I’ve been thinking about these questions a lot lately, where that nerve to live at all comes from, and the way I live always a little bit terrified of reality coming along to snuff out my illusion that it’s all still basically worthwhile. (I think it is. I don’t ever not want to think so. Hence the terror.)
I also enjoyed Sarah’s story about how the book came into her life, got recalled to the library, how she ordered a copy online, found another in the Oxfam bookshop and had to buy that one, only to have the first book in the postbox upon arrival back home. So now she has two, and I wanted one too, so we ventured out yesterday afternoon to see if Seekers Books had one in stock and they did! I started reading last night and less than 24 hours later, I’m more than halfway through, absolutely adoring it. So happy to be reading it, besotted with its beautiful cover, a window. How perfect. We had an absolutely terrible night’s sleep last night with two coughing children, and so I was left alone to linger in bed this morning until 9:15 when I was delivered Iris for her morning nap, and there I was reading more until 11am when she woke up.

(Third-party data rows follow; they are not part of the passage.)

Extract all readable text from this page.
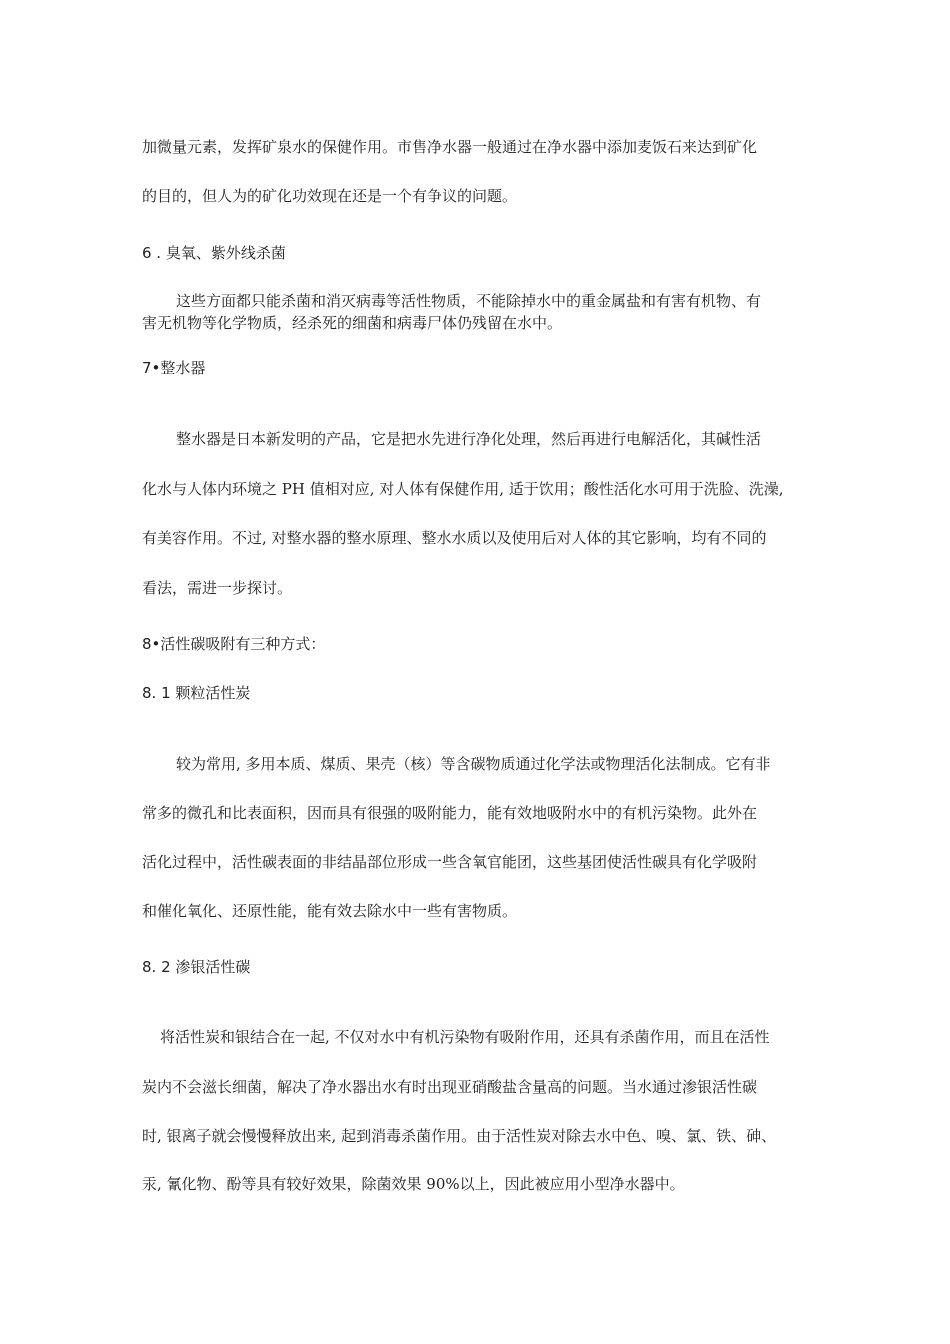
加微量元素，发挥矿泉水的保健作用。市售净水器一般通过在净水器中添加麦饭石来达到矿化
的目的，但人为的矿化功效现在还是一个有争议的问题。
6 . 臭氧、紫外线杀菌
这些方面都只能杀菌和消灭病毒等活性物质，不能除掉水中的重金属盐和有害有机物、有
害无机物等化学物质，经杀死的细菌和病毒尸体仍残留在水中。
7•整水器
整水器是日本新发明的产品，它是把水先进行净化处理，然后再进行电解活化，其碱性活
化水与人体内环境之 PH 值相对应, 对人体有保健作用, 适于饮用；酸性活化水可用于洗脸、洗澡,
有美容作用。不过, 对整水器的整水原理、整水水质以及使用后对人体的其它影响，均有不同的
看法，需进一步探讨。
8•活性碳吸附有三种方式：
8. 1 颗粒活性炭
较为常用, 多用本质、煤质、果壳（核）等含碳物质通过化学法或物理活化法制成。它有非
常多的微孔和比表面积，因而具有很强的吸附能力，能有效地吸附水中的有机污染物。此外在
活化过程中，活性碳表面的非结晶部位形成一些含氧官能团，这些基团使活性碳具有化学吸附
和催化氧化、还原性能，能有效去除水中一些有害物质。
8. 2 渗银活性碳
将活性炭和银结合在一起, 不仅对水中有机污染物有吸附作用，还具有杀菌作用，而且在活性
炭内不会滋长细菌，解决了净水器出水有时出现亚硝酸盐含量高的问题。当水通过渗银活性碳
时, 银离子就会慢慢释放出来, 起到消毒杀菌作用。由于活性炭对除去水中色、嗅、氯、铁、砷、
汞, 氰化物、酚等具有较好效果，除菌效果 90%以上，因此被应用小型净水器中。
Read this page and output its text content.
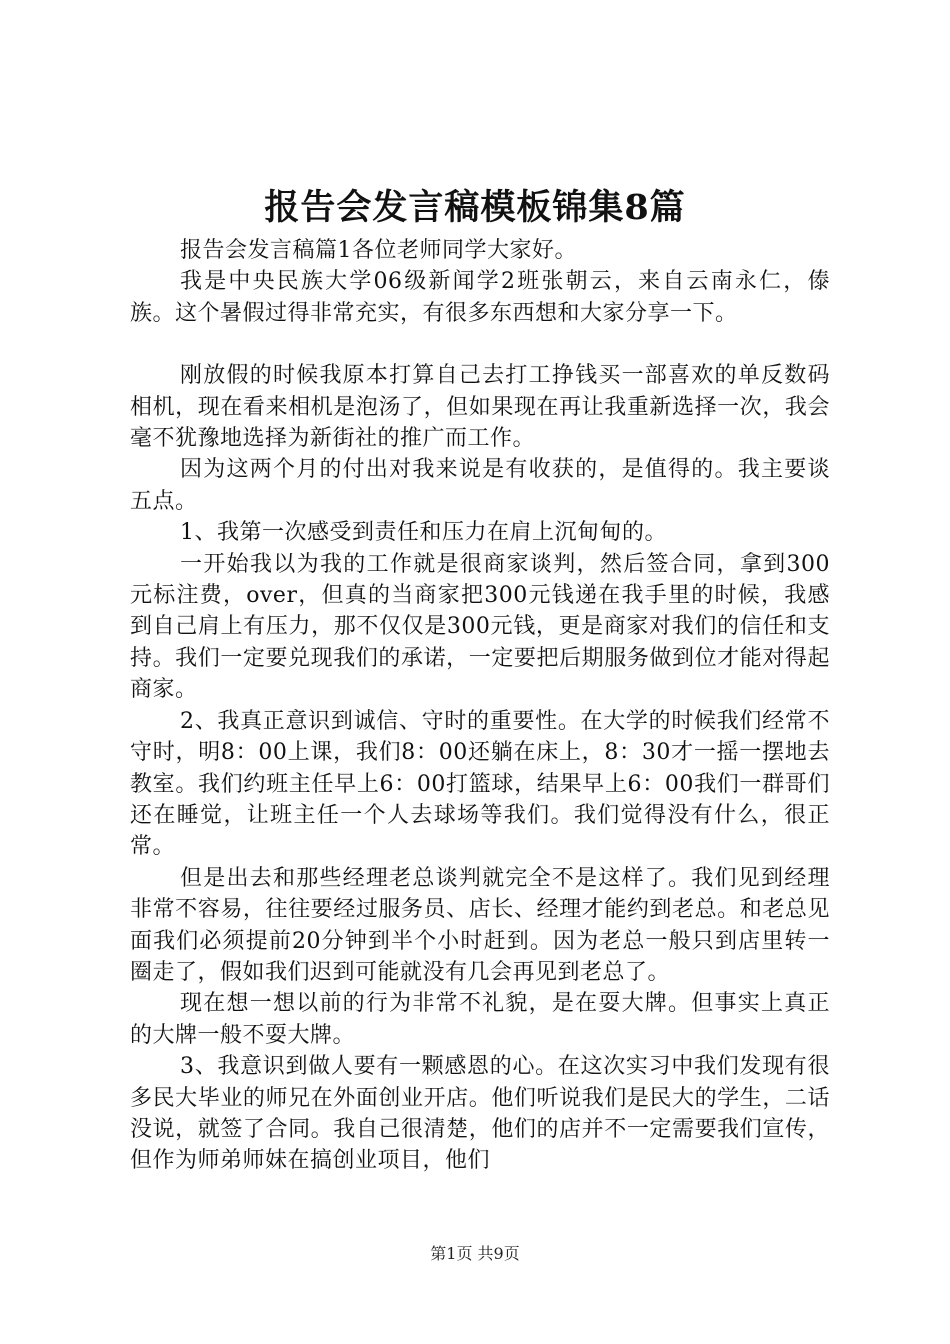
报告会发言稿模板锦集8篇

报告会发言稿篇1各位老师同学大家好。

我是中央民族大学06级新闻学2班张朝云，来自云南永仁，傣族。这个暑假过得非常充实，有很多东西想和大家分享一下。

刚放假的时候我原本打算自己去打工挣钱买一部喜欢的单反数码相机，现在看来相机是泡汤了，但如果现在再让我重新选择一次，我会毫不犹豫地选择为新街社的推广而工作。

因为这两个月的付出对我来说是有收获的，是值得的。我主要谈五点。

1、我第一次感受到责任和压力在肩上沉甸甸的。

一开始我以为我的工作就是很商家谈判，然后签合同，拿到300元标注费，over，但真的当商家把300元钱递在我手里的时候，我感到自己肩上有压力，那不仅仅是300元钱，更是商家对我们的信任和支持。我们一定要兑现我们的承诺，一定要把后期服务做到位才能对得起商家。

2、我真正意识到诚信、守时的重要性。在大学的时候我们经常不守时，明8：00上课，我们8：00还躺在床上，8：30才一摇一摆地去教室。我们约班主任早上6：00打篮球，结果早上6：00我们一群哥们还在睡觉，让班主任一个人去球场等我们。我们觉得没有什么，很正常。

但是出去和那些经理老总谈判就完全不是这样了。我们见到经理非常不容易，往往要经过服务员、店长、经理才能约到老总。和老总见面我们必须提前20分钟到半个小时赶到。因为老总一般只到店里转一圈走了，假如我们迟到可能就没有几会再见到老总了。

现在想一想以前的行为非常不礼貌，是在耍大牌。但事实上真正的大牌一般不耍大牌。

3、我意识到做人要有一颗感恩的心。在这次实习中我们发现有很多民大毕业的师兄在外面创业开店。他们听说我们是民大的学生，二话没说，就签了合同。我自己很清楚，他们的店并不一定需要我们宣传，但作为师弟师妹在搞创业项目，他们

第1页 共9页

I’ve not stayed so long in bed in years, and it was wonderful, and this book was the perfect accompaniment exactly.
April 11, 2014
Well, that was me sobbing in the kitchen today as I read Rachel Harry’s review of The M Word in The National Post. Sobbing. Who knew that happened? She writes, “The M Word is a meditation on the fickle emotional uncertainty awarded to mothers. It breaks down the walls of maternal isolation and offers companionship to anyone who has not had the fairy-tale journey to motherhood. These stories show us that the extraordinary gift of motherhood cannot be accepted without relinquishing something spectacular.” How amazing and wonderful that she gets the book so entirely. That there is sadness, yes, and hardship and yet: “stories of the searing joy found within the wholeness of a mother’s devotion.” The multitudinousness is the very point, and so’s the joy. I am thrilled, overwhelmed and incredibly proud of both this project and also the incredible women whose talents made this idea a reality.